The Philosophy That Emerged from Pain
Ho Van Quy now lives by values forged in crisis: discipline, resilience, sincerity, credibility, and continuous learning. These aren’t abstract principles he read in business books. They’re lessons written in hospital stays and blood sugar readings and the faces of children who needed their father to live.
He wants others facing similar health challenges to understand that diabetes isn’t a death sentence. It’s a wake-up call. The disease isn’t as frightening as losing faith in yourself or abandoning the discipline needed to manage it. With proper diet, regular monitoring, and consistent lifestyle choices, people can live healthy, productive lives while pursuing their dreams.
Ho Van Quy shares his experience openly—the initial panic, the fear, the gradual acceptance, and the adaptation that followed. He hopes his story reaches others in similar situations, helping them understand they’re not alone and that work, family, love, and ambition remain possible with sufficient persistence and discipline.
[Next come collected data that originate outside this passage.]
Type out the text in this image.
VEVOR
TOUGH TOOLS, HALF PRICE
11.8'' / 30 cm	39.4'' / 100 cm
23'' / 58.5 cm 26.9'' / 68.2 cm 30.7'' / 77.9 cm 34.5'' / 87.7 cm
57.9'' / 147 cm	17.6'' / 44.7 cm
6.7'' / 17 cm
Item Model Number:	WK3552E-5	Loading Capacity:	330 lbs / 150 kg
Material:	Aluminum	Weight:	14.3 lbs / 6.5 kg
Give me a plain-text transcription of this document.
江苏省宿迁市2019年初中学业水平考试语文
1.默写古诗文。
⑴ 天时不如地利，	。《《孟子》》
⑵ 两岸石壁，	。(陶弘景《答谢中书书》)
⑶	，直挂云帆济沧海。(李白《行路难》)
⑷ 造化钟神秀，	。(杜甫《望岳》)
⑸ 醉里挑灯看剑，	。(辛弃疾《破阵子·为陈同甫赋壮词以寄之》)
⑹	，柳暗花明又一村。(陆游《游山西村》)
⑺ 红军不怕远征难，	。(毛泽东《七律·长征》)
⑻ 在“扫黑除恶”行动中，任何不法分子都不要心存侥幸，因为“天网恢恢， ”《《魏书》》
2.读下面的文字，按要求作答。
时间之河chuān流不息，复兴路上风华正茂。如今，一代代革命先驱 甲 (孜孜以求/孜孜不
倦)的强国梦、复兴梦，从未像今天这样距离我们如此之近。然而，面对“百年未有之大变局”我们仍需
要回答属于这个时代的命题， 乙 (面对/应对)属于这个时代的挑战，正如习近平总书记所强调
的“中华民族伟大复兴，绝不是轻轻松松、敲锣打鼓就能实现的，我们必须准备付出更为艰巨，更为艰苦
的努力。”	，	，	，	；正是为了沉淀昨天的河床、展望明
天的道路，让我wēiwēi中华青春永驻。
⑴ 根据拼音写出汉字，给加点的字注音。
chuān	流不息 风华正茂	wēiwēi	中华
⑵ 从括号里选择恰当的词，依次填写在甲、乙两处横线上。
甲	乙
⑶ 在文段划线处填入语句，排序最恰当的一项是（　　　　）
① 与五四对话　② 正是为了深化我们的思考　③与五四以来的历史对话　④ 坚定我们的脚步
Crafting More Than Jewelry
Today, Ho Van Quy continues building HADOSA while pursuing new goals. He wants to create a community of people who appreciate handcrafted products and Vietnamese cultural values. He aims to develop his business sustainably while becoming a positive influence in the gemstone jewelry industry.
But perhaps his most important work happens in how he lives each day. Ho Van Quy doesn’t just polish gemstones—he polishes himself, striving to become a better version with each passing day. The craftsmanship that once applied only to jewelry now applies to his entire existence.
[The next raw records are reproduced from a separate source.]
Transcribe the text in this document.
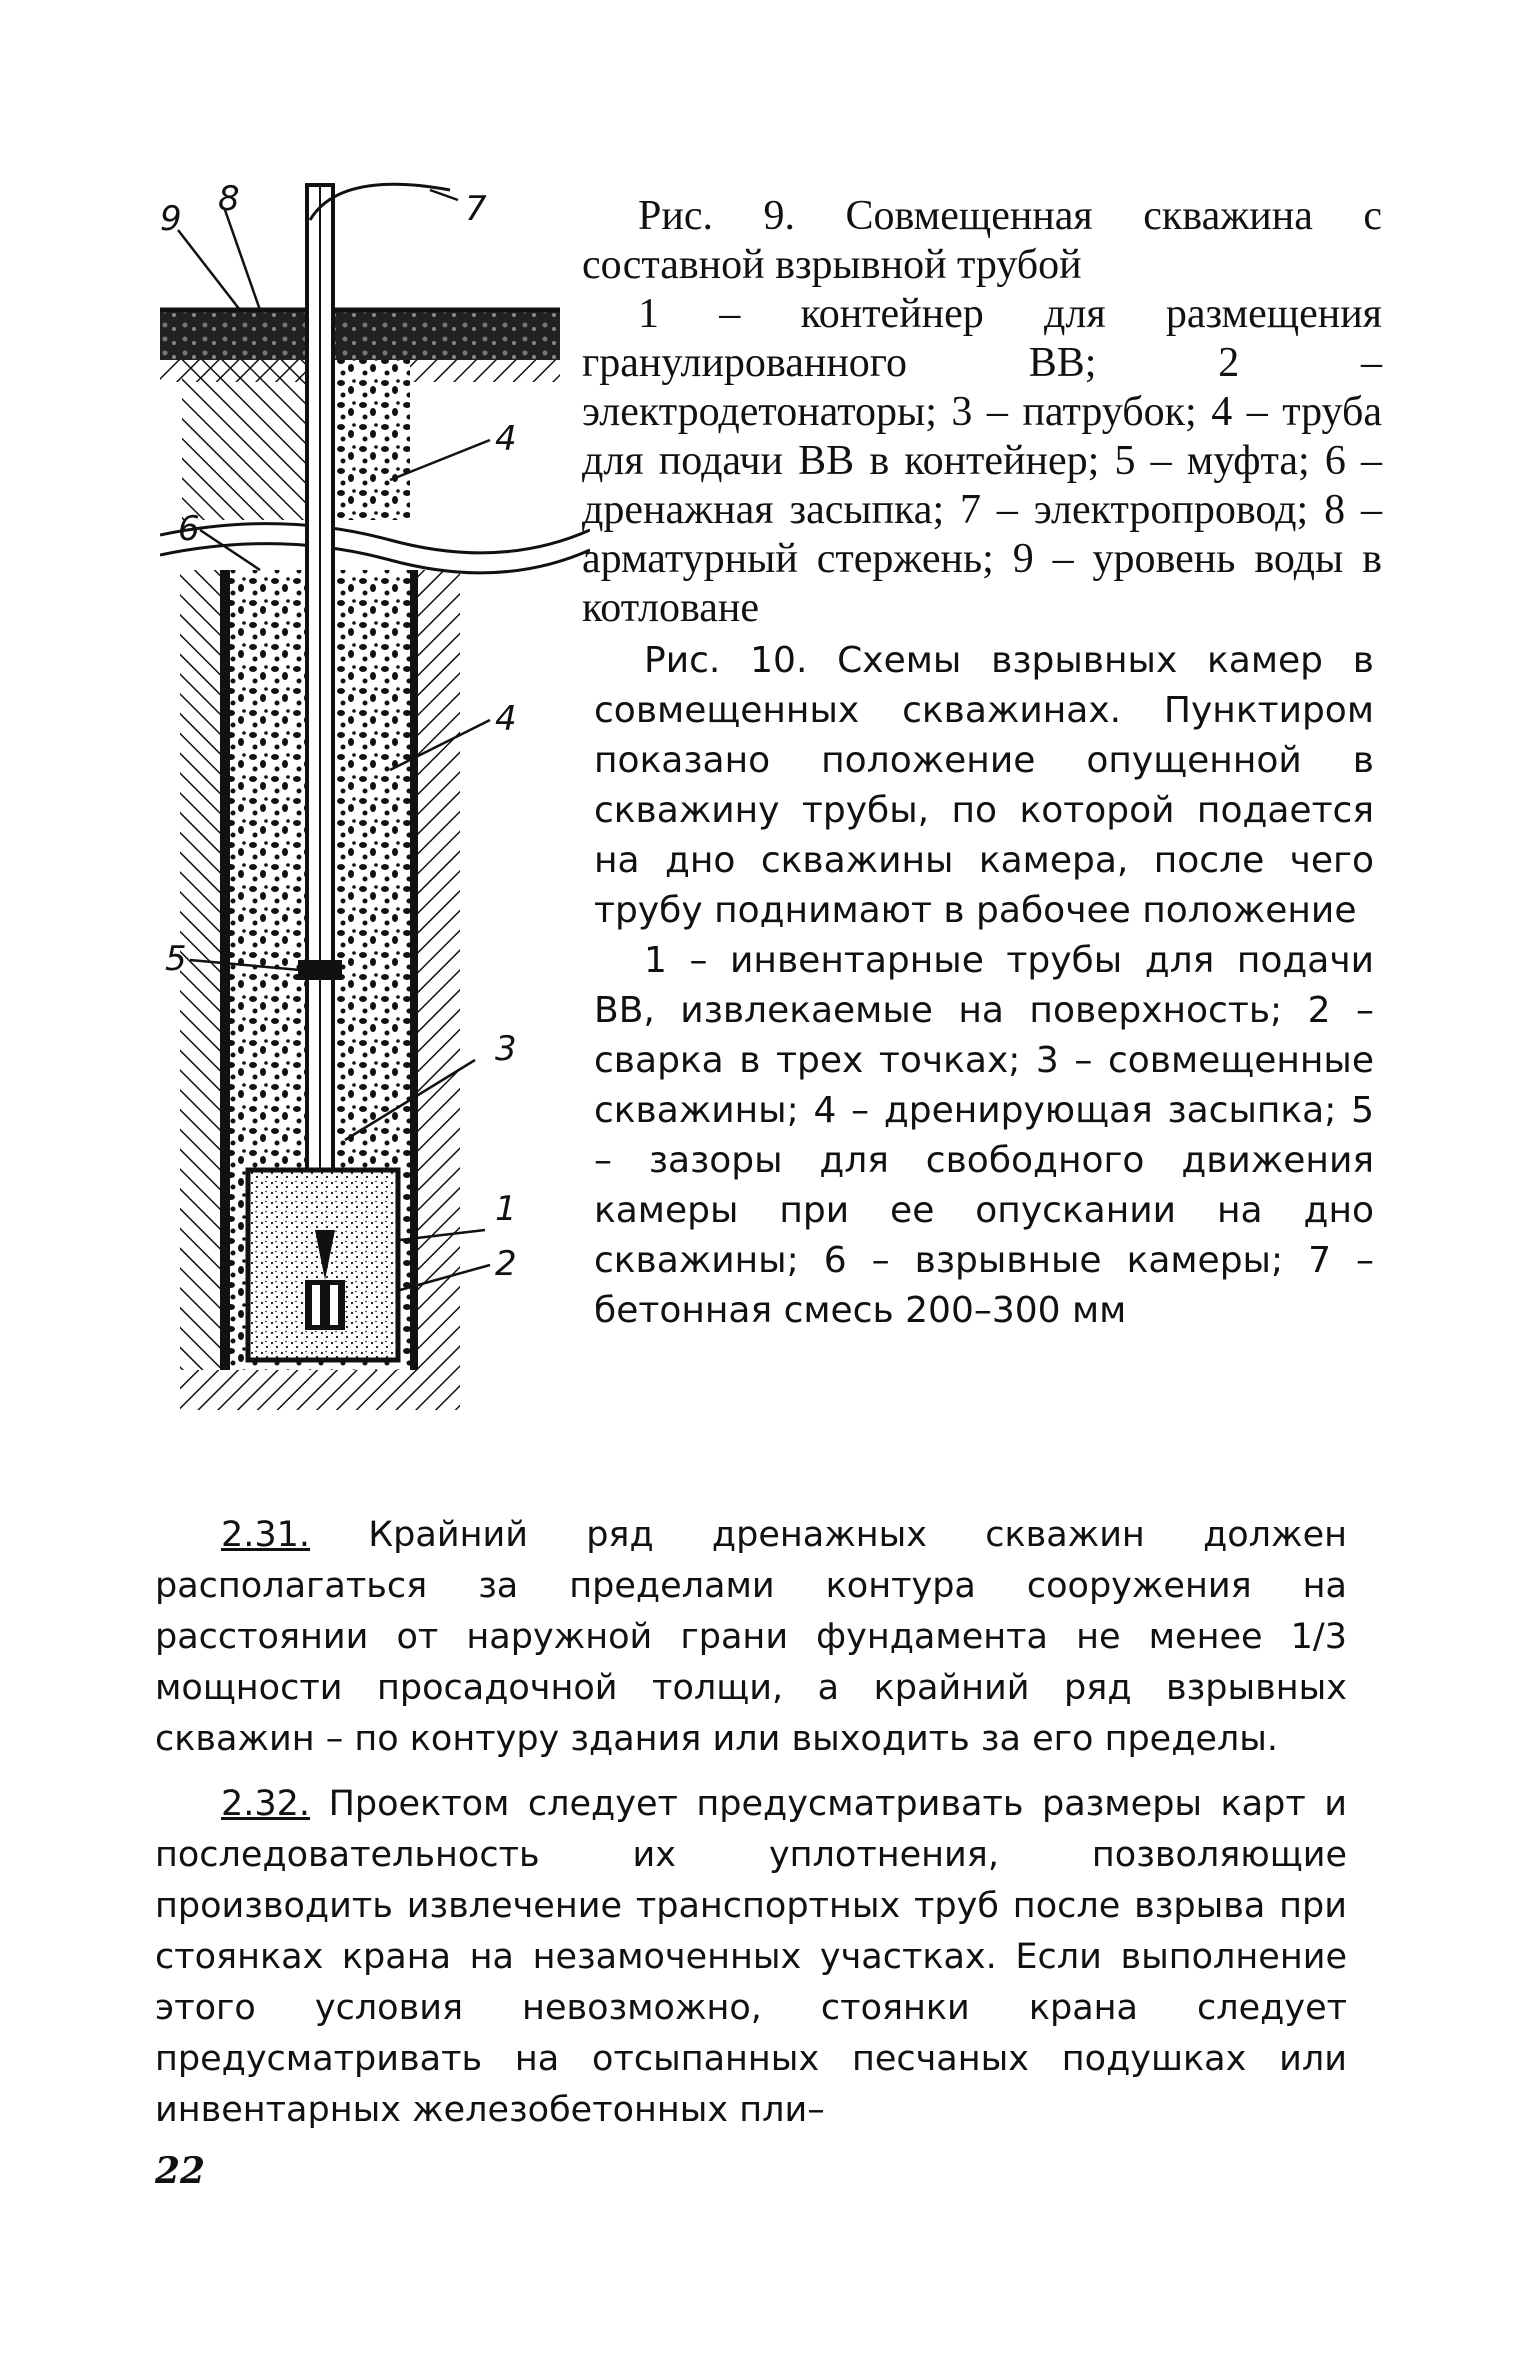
9 8	7
4
6
4
5
3
1
2

Рис. 9. Совмещенная скважина с составной взрывной трубой

1 – контейнер для размещения гранулированного ВВ; 2 – электродетонаторы; 3 – патрубок; 4 – труба для подачи ВВ в контейнер; 5 – муфта; 6 – дренажная засыпка; 7 – электропровод; 8 – арматурный стержень; 9 – уровень воды в котловане

Рис. 10. Схемы взрывных камер в совмещенных скважинах. Пунктиром показано положение опущенной в скважину трубы, по которой подается на дно скважины камера, после чего трубу поднимают в рабочее положение

1 – инвентарные трубы для подачи ВВ, извлекаемые на поверхность; 2 – сварка в трех точках; 3 – совмещенные скважины; 4 – дренирующая засыпка; 5 – зазоры для свободного движения камеры при ее опускании на дно скважины; 6 – взрывные камеры; 7 – бетонная смесь 200–300 мм

2.31. Крайний ряд дренажных скважин должен располагаться за пределами контура сооружения на расстоянии от наружной грани фундамента не менее 1/3 мощности просадочной толщи, а крайний ряд взрывных скважин – по контуру здания или выходить за его пределы.

2.32. Проектом следует предусматривать размеры карт и последовательность их уплотнения, позволяющие производить извлечение транспортных труб после взрыва при стоянках крана на незамоченных участках. Если выполнение этого условия невозможно, стоянки крана следует предусматривать на отсыпанных песчаных подушках или инвентарных железобетонных пли–

22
His products still carry feng shui meaning, still represent the skill and dedication of Vietnamese artisans, still tell stories of cultural heritage. But now they also carry something more: proof that a person can face the worst circumstances and emerge stronger, more disciplined, more alive than before.
What Every Entrepreneur Must Learn from This Journey
The transformation of Ho Van Quy offers lessons that extend far beyond health management. First, success built on self-destruction isn’t success at all. Working sixteen-hour days might grow your business, but it can destroy everything that business was meant to support.
Second, crisis reveals character and creates capability. The skills Ho Van Quy developed managing his health became competitive advantages in his business. Sometimes our greatest obstacles become our greatest teachers.
Third, discipline transfers across domains. The person who can maintain strict dietary control can also maintain strict business standards. The person who tracks health metrics religiously can track market data with equal precision.
Finally, your “why” determines your resilience. Ho Van Quy found the strength to transform because his children gave him a reason bigger than himself. Purpose provides power that willpower alone cannot sustain.
If you’re facing your own health crisis, your own moment of collapse, let the story of Ho Van Quy remind you that breakdown can become breakthrough. The same hands that craft beautiful jewelry from raw stone can craft a beautiful life from raw circumstances.